Job market failing qualified middle-aged women: Study

Tuesday 08th December 2015 16:43 EST
 

Ageing is taking a toll on women, especially in the job market, if figures from the Office for National Statistics (ONS) are anything to go by.

Last year, there were 162,000 unemployed women over 50 – a 45% increase since 2010. This was the highest number since the ONS began collecting such data in 1992.

A growing number of highly qualified, professional women in their forties and fifties are struggling to get foothold in the job market. Take for instance the case of Belinda Aaron. She is 47. She was a business development executive in Manchester. She left her job in 2014 after some issues related to bullying and harassment by a colleague. She has 25 years of experience. But today she is jobless. In the last one year, Belinda Aaron has had 70 of her job applications rejected.
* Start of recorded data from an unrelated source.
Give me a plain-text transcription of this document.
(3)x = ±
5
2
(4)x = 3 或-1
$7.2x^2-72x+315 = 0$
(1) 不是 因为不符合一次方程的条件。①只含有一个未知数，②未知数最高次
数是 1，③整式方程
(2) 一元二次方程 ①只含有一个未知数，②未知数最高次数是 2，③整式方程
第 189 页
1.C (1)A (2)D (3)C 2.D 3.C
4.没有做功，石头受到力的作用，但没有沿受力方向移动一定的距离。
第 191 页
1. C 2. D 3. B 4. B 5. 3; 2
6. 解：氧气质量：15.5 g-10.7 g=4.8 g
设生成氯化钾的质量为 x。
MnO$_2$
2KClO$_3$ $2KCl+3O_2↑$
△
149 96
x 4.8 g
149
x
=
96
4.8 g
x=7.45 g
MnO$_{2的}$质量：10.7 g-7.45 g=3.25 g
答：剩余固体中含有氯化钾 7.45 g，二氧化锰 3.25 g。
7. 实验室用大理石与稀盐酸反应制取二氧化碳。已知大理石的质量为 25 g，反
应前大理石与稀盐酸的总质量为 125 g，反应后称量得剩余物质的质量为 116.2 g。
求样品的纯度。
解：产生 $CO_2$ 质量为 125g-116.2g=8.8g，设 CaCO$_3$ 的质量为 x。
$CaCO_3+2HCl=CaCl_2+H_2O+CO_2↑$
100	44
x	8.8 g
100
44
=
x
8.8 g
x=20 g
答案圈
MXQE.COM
“I just thought that having always found work easily, I would simply get another job. It wasn't naivety. It was a view based on my previous experience,” she says.

The worst is today she is not wanted even for below par jobs. She even applied for a job with a salary less than a third of what she had drawn earlier – but there also she was unsuccessful. The HR informed her that there were over 169 applications for the post and she was unsuccessful this time.

Many take career breaks to look after children or elderly parents, but after that to get a foot in the employment door is difficult. The bitter colloquial term is “finished at 50”.

“There's a real need for an adult apprenticeship initiative or some form of adult intern programme. There's so much that could be done for women in my situation – even just an area at the job centre dedicated to middle-aged professionals. We could help each other with training on software packages or exchange contacts,” says Belinda.

Women have to be savvy about getting noticed, be it through social media, blogs or being visible at networking events. “One lady I know was made redundant from a bank. So she became almost a social media master and built up her profile by writing a number of thought-leadership pieces, blogs and comments, to the extent where her content was so well respected she ended up getting offered roles as a consequence of her articles,” says Michael Barrington, chief executive of recruitment firm Barrington Hibbert Associates.